Jika di dunia ini kita nol dalam memberikan sesuatu, yakni tidak memberikan apapun, namun mengharapkan sesuatu dari yang lain maka kita tidak akan mendapatkan apapun di akhirat (0/a = 0). Sebaliknya jika kita memberikan sesuatu dan kita tidak mengharapkan imbalan apapun (selain keridaan Allah) maka insyaallah kita akan mendapatkan hasil yang sangat banyak di akhirat kelak yang pahalanya tak terdefinisikan oleh akal manusia (a/0 = tak terdefinisi). Sebagaimana dalam salah satu ayat-Nya, Allah berfirman, “Perumpamaan (nafkah yang dikeluarkan oleh) orang-orang yang menafkahkan hartanya di jalan Allah adalah serupa dengan sebutir benih yang menumbuhkan tujuh bulir, pada tiap-tiap bulir seratus biji. Allah melipatgandakan (pahala) bagi siapa yang Dia Kehendaki. Dan Allah Maha Luas (karunia-Nya) lagi Maha Mengetahui,“ (QS Al-Baqarah: 261).
Salah satu trik dalam menyelesaikan soal cerita pada Matematika adalah dengan mengubah soal ke dalam model Matematika. Maka pembagian dengan angka nol di atas dapat dirumuskan menjadi memberi/menerima = pahala. Seperti firman Allah dalam ayat lainnya, “ ….dan apa saja harta yang baik yang kamu nafkahkan (di jalan Allah), maka pahalanya untuk kamu sendiri. Dan janganlah kamu membelanjakan sesuatu melainkan karena keridhaan Allah…” ( QS Al-Baqarah : 272).
Ibadah lain yang mampu mendekatkan diri kita kepada Allah Subhânahu wa ta’âla, untuk menggapai pahala dari-Nya adalah sikap peng-nol-an diri di hadapan Allah atau apa yang kita sebut sebagai sikap tawaduk (rendah hati). Jika kita menengok diri kita lebih dalam, akan terlihat bahwa sesungguhnya manusia sangat lemah. Tidak ada sedikit pun yang patut untuk disombongkan dari diri kita. Jika oksigen yang kita hirup ini membutuhkan biaya, tak terbayang berapa biaya yang harus kita keluarkan untuknya. Jika sinar atau panas matahari itu berbiaya, maka ratusan juta perhari akan kita habiskan untuk itu. Jika kita bangga akan ilmu yang kita miliki, maka sesungguhnya masih banyak yang jauh lebih pandai di luar sana. Semakin dalam ilmu dipelajari maka akan terasa semakin kerdillah kita dengan pengetahuan yang telah kita ketahui. Semakin jauh menuntut ilmu maka keagungan-Nya akan semakin terlihat, kebenaran ayat “ … Adakah kamu melihat sesuatu yang tidak seimbang?” ( QS Al-Mulk : 3) semakin terbukti.

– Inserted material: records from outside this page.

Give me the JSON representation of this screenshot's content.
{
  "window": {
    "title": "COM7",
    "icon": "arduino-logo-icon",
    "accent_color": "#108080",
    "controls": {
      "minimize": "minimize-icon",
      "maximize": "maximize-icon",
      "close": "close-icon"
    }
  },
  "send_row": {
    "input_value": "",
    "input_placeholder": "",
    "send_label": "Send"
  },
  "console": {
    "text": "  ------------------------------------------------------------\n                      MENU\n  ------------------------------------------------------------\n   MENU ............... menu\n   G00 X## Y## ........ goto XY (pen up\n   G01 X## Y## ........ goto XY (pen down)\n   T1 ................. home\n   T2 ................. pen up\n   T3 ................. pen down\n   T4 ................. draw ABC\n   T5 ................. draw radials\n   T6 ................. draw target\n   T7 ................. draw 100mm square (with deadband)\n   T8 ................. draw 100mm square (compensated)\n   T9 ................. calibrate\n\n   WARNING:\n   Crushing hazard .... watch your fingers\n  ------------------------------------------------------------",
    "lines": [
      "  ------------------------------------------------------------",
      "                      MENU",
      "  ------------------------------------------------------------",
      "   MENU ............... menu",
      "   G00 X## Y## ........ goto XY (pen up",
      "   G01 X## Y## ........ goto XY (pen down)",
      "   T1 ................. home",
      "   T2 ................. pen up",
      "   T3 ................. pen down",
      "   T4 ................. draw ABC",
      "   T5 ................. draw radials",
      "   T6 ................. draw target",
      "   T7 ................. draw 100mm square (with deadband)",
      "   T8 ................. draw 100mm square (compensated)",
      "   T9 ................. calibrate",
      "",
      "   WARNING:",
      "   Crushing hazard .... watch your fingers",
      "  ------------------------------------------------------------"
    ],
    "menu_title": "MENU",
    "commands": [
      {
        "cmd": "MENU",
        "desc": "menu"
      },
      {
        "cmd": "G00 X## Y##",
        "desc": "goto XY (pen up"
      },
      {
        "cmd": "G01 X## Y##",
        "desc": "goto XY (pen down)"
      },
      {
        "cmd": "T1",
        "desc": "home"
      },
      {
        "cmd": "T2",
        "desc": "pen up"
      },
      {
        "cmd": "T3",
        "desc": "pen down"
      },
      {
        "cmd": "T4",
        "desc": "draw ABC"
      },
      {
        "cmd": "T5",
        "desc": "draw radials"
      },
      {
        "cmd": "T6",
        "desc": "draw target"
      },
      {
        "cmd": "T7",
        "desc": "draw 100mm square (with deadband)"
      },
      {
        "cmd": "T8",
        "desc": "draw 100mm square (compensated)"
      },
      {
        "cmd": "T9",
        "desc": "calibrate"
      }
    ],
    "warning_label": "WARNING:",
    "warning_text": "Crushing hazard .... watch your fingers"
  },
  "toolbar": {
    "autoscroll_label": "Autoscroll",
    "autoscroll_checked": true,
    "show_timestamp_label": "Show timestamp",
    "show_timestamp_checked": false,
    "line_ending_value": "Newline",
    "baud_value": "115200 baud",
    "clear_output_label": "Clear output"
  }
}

Iyadh bin Hammar r.a. berkata, bahwa Rasullullah Shallallâhu ‘alaihi wa sallam bersabda, “Sesungguhnya Allah mewahyukan kepadaku agar kalian semua bersikap tawaduk, agar tak ada seorang pun yang merasa lebih mulia dari yang lain,” (H.R. Muslim). Maka, benarlah, apa yang dikatakan seorang ulama bahwa, “Sesungguhnya tawaduk yang benar adalah ketika seseorang mampu menentukan posisinya di hadapan keagungan Allah Subhânahu wa ta’âla, yaitu bahwa dirinya adalah nol dan tidak ada artinya di hadapan Dzat yang Maha Mutlak dan tak terbatas itu.”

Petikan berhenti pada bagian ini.